Während meine Mitstudenten in der VWL also lernten, dass der freie Markt auch aus theoretischer Sicht nicht für alle Produkte sinnvoll ist, lernte ich zugleich, dass es durchaus Bereiche gibt, wo dieser Sinn macht. Was mir aber stets wichtig war und ist, ist das selbständige, unabhängige Denken. "Ein Nobelpreisträger hat dies bewiesen" ist für mich niemals eine gültige Legitimierung für eine Theorie, die ich nicht nachvollziehen kann.
Mit dieser Einstellung ausgestattet war es mir möglich, Japan, China und die Philippinen sehr anders zu sehen, als dies in Europa allgemein getan wird. Ich unterrichtete 7 Monate Englisch in der zweitärmsten Provinz Chinas (Jilin, im Nordosten Chinas, ärmer ist nur noch Yunnan im Süden), in einer Stadt mit rund 200'000 Einwohnern (Songyuan), einer mongolischen Stadtverwaltung, und genau einer Bar. Die Erfahrung von einer solchen "Kleinstadt" hat mich sehr geprägt und wird in viele spätere Kommentare einfliessen, ist aber zu umfangreich um in dieser Einführung erklärt zu werden.
Nach diesem Jahr in Asien arbeitete ich 3 Jahre lang in einem schweizer Kleinunternehmen, bis 2008 die Geschäfte schlecht liefen, ich betriebsintern keine Weiterbildung machen konnte, und nach einem halben Jahr Arbeitslosigkeit den Weg zurück an die Uni fand. In der Zeit war ich mal mehr mal weniger politisch aktiv im Umfeld der Grünen Partei Schweiz.

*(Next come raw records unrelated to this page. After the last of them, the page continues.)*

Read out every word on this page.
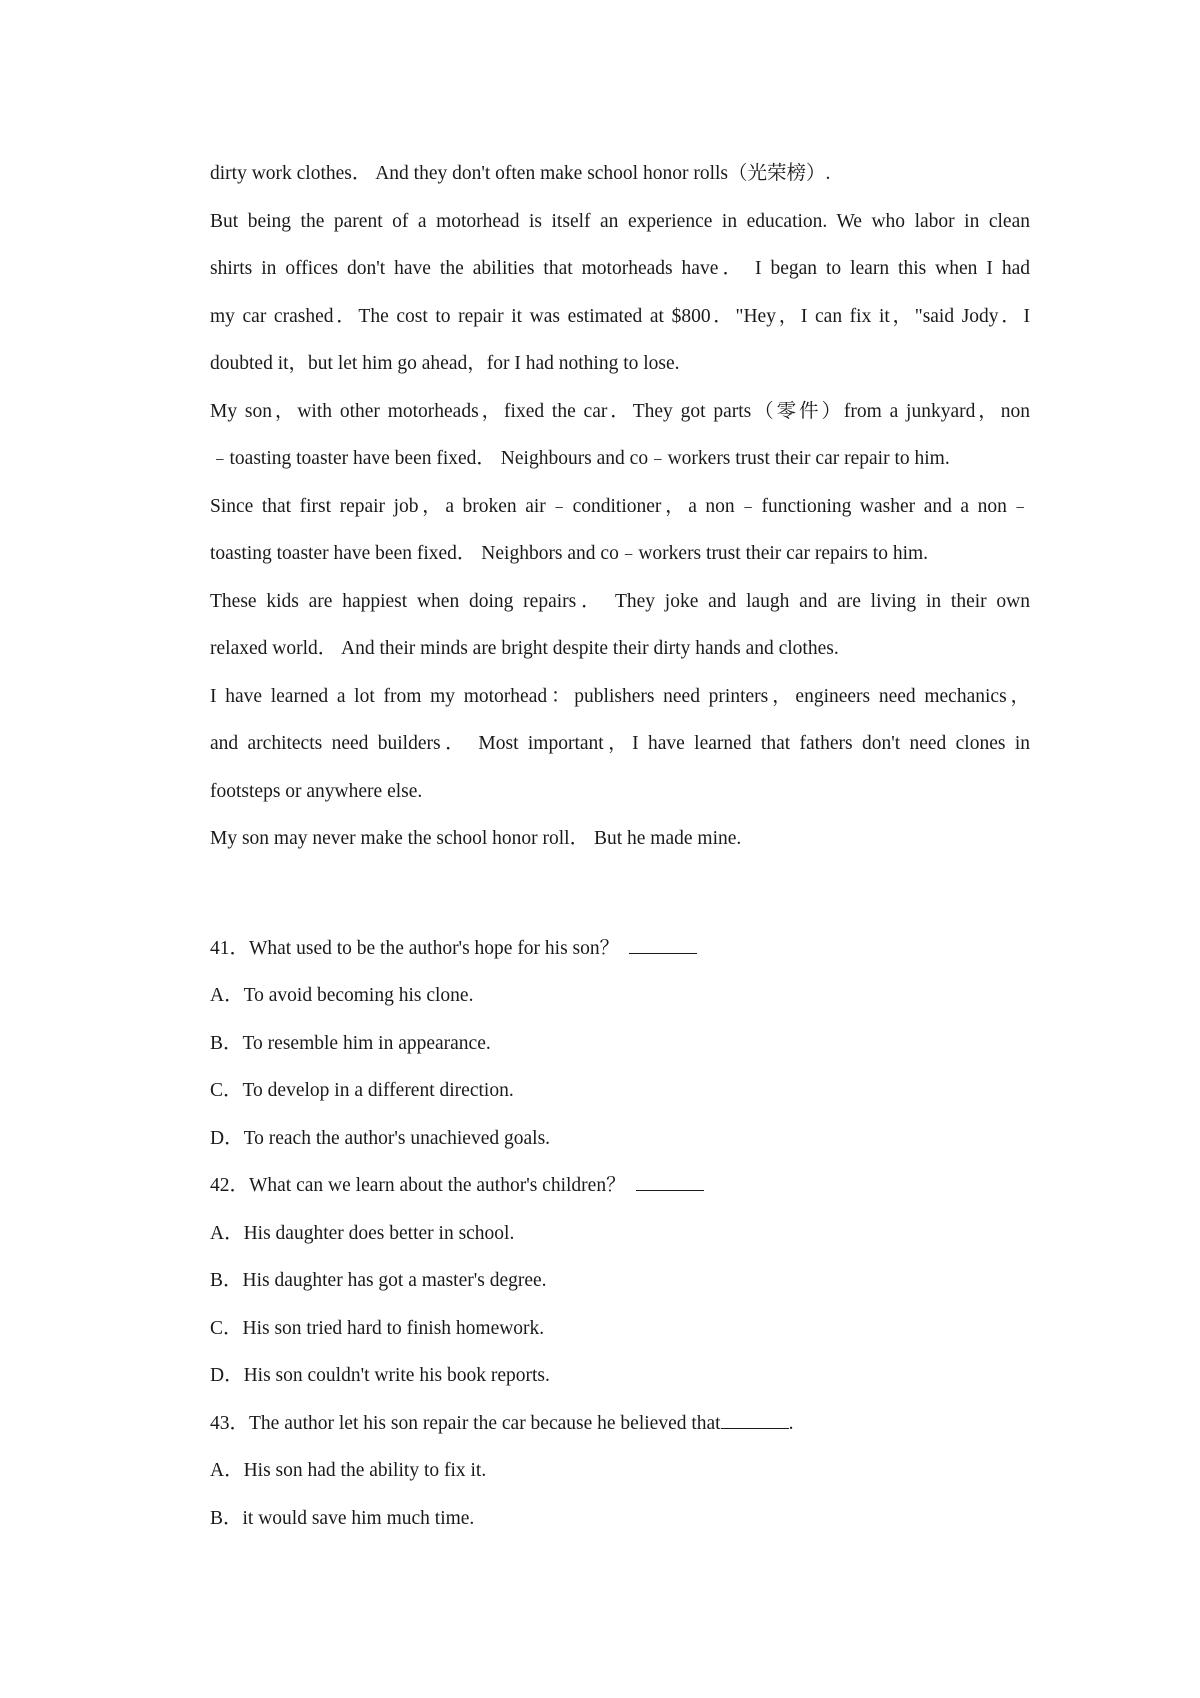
dirty work clothes． And they don't often make school honor rolls（光荣榜）.
But being the parent of a motorhead is itself an experience in education. We who labor in clean
shirts in offices don't have the abilities that motorheads have． I began to learn this when I had
my car crashed．The cost to repair it was estimated at $800．"Hey，I can fix it，"said Jody．I
doubted it，but let him go ahead，for I had nothing to lose.
My son，with other motorheads，fixed the car．They got parts（零件）from a junkyard，non
﹣toasting toaster have been fixed． Neighbours and co﹣workers trust their car repair to him.
Since that first repair job，a broken air﹣conditioner，a non﹣functioning washer and a non﹣
toasting toaster have been fixed． Neighbors and co﹣workers trust their car repairs to him.
These kids are happiest when doing repairs． They joke and laugh and are living in their own
relaxed world． And their minds are bright despite their dirty hands and clothes.
I have learned a lot from my motorhead：publishers need printers，engineers need mechanics，
and architects need builders． Most important，I have learned that fathers don't need clones in
footsteps or anywhere else.
My son may never make the school honor roll． But he made mine.
41．What used to be the author's hope for his son？
A．To avoid becoming his clone.
B．To resemble him in appearance.
C．To develop in a different direction.
D．To reach the author's unachieved goals.
42．What can we learn about the author's children？
A．His daughter does better in school.
B．His daughter has got a master's degree.
C．His son tried hard to finish homework.
D．His son couldn't write his book reports.
43．The author let his son repair the car because he believed that	.
A．His son had the ability to fix it.
B．it would save him much time.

Zur Zeit studiere ich Strategy and International Management an der Uni St. Gallen, beginne in Kürze ein Praktikum bei einem renommierten, globalen Beratungsunternehmen und gehe danach in den Austausch nach Manila, Philippinen sowie Peking, China. Das hochspannende Studium im "Elite-Master-Programm" der Uni St. Gallen, sowie der Zugang zu zahlreichen Management-Consultants in allen grossen Unternehmensberatungsfirmen hat mir nochmals einen völlig neuen Einblick in die Welt der Macht gezeigt.
Ich schrieb immer wieder Leserbriefe, und werde auch weiterhin solche schreiben, vor allem im St. Galler Tagblatt (www.tagblatt.ch/archiv), manchmal auch im Tagesanzeiger sowie der NZZ. Die Schwierigkeit beim Tagesanzeiger ist wohl, das meine chinafreundliche Meinung dort nicht wilkommen ist, während die NZZ politisch zwar offener ist, aber halt allgemein sehr strenge Kriterien hat, bei der Auswahl von Einsendungen.
Dieser Blog soll es einer interessierten Öffentlichkeit ermöglichen, regelmässiger meine Kommentare zum allgemeinen Weltgeschehen zu verfolgen. Zudem hoffe ich auch auf kritische oder unterstützende Reaktionen sowie offene Diskussionen. Viele werden mir nicht immer zustimmen, ich hoffe auch immer wieder mal mit meinen Ansichten überraschen zu können. Widerspruch ist dabei sehr willkommen und ich will versuchen, auf Anfragen aller Art zu reagieren. Ich bitte einfach, solche Anfragen im Sinne von "kannst du mir das erklären" zu stellen, und nicht im Sinne von "du Vollidiot".